Jak podało RMF FM, Parlament Europejski chce uczestniczyć w procesie akceptacji narodowych projektów reform, które będą warunkiem dostępu do pieniędzy z Funduszu Odbudowy gospodarek po kryzysie, wywołanym pandemią koronawirusa.
Jeden z eurodeputowanych, cytowany przez RMF stwierdził, że PE "jest świadome interpretacji zapisów szczytu, którą stosują polskie i węgierskie władze, które chcą wykazać, że nie będzie powiązania budżetu z zasadami państwa prawa". Parlament chce w takim wypadku doprecyzować zapisy porozumienia.

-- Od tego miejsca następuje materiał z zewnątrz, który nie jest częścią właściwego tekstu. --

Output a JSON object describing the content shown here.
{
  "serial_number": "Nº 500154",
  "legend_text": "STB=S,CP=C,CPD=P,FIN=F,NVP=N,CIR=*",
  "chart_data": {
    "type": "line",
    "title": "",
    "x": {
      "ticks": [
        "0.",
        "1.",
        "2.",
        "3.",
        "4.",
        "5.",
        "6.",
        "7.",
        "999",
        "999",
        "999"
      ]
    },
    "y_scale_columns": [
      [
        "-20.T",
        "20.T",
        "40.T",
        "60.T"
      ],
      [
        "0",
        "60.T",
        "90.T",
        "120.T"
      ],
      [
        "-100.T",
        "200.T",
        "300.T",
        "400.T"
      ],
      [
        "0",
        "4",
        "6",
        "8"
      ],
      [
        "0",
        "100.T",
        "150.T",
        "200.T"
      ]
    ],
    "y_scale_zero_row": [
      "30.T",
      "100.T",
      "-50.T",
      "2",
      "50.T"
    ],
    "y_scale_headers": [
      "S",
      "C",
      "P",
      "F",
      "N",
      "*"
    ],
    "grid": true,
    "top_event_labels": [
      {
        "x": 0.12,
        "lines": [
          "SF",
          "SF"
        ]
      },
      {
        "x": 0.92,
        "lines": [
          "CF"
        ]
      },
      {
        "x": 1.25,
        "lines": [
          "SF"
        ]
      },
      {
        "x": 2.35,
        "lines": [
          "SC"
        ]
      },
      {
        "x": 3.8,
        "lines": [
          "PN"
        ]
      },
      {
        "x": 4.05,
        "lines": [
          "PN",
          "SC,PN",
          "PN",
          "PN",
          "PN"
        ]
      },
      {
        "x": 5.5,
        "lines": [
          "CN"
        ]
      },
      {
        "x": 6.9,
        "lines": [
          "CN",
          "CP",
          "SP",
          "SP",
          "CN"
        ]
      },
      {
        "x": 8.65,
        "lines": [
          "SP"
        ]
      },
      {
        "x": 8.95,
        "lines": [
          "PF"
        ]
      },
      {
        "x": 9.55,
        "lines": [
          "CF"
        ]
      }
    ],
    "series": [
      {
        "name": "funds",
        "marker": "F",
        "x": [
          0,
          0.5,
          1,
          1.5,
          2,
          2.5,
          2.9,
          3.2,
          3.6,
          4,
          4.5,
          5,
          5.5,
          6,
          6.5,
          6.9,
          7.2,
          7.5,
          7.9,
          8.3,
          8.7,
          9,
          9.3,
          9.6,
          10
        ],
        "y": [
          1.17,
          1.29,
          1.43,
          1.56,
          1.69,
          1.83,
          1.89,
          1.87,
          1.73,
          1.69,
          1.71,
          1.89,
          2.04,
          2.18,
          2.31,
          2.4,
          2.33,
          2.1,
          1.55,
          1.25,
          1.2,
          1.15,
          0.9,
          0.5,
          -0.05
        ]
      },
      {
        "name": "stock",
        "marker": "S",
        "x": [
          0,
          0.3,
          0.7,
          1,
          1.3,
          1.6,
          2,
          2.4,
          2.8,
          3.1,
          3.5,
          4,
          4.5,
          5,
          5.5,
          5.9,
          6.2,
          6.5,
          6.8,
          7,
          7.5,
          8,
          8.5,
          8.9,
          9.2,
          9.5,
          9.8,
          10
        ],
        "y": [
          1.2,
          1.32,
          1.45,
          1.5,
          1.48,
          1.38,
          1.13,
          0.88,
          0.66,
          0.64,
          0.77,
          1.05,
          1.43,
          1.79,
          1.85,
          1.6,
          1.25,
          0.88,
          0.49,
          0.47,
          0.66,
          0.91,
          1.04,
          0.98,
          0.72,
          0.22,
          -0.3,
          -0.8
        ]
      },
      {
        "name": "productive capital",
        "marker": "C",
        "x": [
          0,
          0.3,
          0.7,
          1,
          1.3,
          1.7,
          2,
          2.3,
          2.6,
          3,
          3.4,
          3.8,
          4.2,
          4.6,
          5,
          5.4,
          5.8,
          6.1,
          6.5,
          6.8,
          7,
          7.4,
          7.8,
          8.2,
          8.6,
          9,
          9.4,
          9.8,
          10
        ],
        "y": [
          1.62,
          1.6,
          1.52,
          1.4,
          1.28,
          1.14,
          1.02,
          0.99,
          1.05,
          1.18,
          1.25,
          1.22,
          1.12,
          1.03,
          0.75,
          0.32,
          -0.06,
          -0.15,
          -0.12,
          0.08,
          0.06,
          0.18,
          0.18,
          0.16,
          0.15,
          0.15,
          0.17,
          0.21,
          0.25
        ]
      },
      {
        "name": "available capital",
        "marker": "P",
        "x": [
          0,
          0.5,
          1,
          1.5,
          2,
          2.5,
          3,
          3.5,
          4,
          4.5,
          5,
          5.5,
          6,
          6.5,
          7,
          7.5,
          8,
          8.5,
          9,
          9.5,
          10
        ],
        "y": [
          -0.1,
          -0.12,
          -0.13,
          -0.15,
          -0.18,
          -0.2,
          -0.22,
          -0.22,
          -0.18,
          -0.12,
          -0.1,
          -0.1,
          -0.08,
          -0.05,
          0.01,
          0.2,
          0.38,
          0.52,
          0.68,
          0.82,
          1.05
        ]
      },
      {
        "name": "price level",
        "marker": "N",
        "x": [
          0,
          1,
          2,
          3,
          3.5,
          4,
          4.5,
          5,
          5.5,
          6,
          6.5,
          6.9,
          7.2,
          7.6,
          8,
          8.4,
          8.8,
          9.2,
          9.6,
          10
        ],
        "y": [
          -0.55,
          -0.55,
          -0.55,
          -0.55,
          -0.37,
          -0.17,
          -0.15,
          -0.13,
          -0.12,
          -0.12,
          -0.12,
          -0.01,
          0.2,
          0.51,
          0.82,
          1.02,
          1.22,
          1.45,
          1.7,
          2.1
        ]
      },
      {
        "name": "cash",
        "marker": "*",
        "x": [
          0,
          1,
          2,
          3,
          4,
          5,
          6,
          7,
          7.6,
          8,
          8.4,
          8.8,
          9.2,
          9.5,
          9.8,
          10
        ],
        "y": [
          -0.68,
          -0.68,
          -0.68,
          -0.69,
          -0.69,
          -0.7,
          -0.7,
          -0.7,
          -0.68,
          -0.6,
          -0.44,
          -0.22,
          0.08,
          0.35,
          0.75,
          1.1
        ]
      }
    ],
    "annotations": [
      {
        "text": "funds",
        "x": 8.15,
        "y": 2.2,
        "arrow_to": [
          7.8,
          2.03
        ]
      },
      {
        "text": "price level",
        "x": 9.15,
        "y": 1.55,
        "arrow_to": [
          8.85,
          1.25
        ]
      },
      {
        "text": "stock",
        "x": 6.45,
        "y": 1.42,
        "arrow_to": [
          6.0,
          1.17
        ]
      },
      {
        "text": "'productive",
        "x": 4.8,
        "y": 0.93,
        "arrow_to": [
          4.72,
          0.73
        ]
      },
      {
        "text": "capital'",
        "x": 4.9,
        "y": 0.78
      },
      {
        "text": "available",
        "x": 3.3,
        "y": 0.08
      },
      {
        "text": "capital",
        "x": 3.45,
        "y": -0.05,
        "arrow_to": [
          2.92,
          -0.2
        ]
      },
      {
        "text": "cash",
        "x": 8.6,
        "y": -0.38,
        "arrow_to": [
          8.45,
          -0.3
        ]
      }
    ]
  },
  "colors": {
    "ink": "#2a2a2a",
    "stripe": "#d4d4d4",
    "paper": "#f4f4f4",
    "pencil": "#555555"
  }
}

PE chce powrotu do najostrzejszego zapisu
Dokument rezolucji ma zawierać wezwanie do przywrócenia pierwotnego zapisu Komisji Europejskiej z maja 2018 roku. Zapis mówi o tym, by decyzja o ewentualnym odbieraniu lub zamrażaniu pieniędzy w związku z łamaniem zasad państwa prawa zapadała w Radzie Unii tzw. odwróconą większością kwalifikowaną, co znacznie utrudniłaby jej odrzucenie.
W efekcie przyjęcia takiego zapisu, aby odrzucić ewentualną decyzję, należałoby posiadać większość przynajmniej 15 państw, reprezentujących dodatkowo 65 proc. mieszkańców Unii Europejskiej. W chwili obecnej taką większością można przyjąć decyzję.
Rezolucja ma zostać przegłosowana przez Parlament Europejski jutro. Pięć frakcji parlamentarnych zgodziło się na taki projekt, a frakcja Europejskich Konserwatystów i Reformatorów - jak podaje RMF - wycofała się z prac nad rezolucją. Do tej frakcji należy Prawo i Sprawiedliwość.
Przyjęcie rezolucji nie będzie oznaczało automatycznej zmiany w porozumieniu podpisanym po unijnym szczycie. Rozpocznie ona natomiast negocjacje Parlamentu Europejskiego z Radą Unii Europejskiej. Ostateczne głosowanie PE nad unijnym budżetem spodziewane jest dopiero w listopadzie.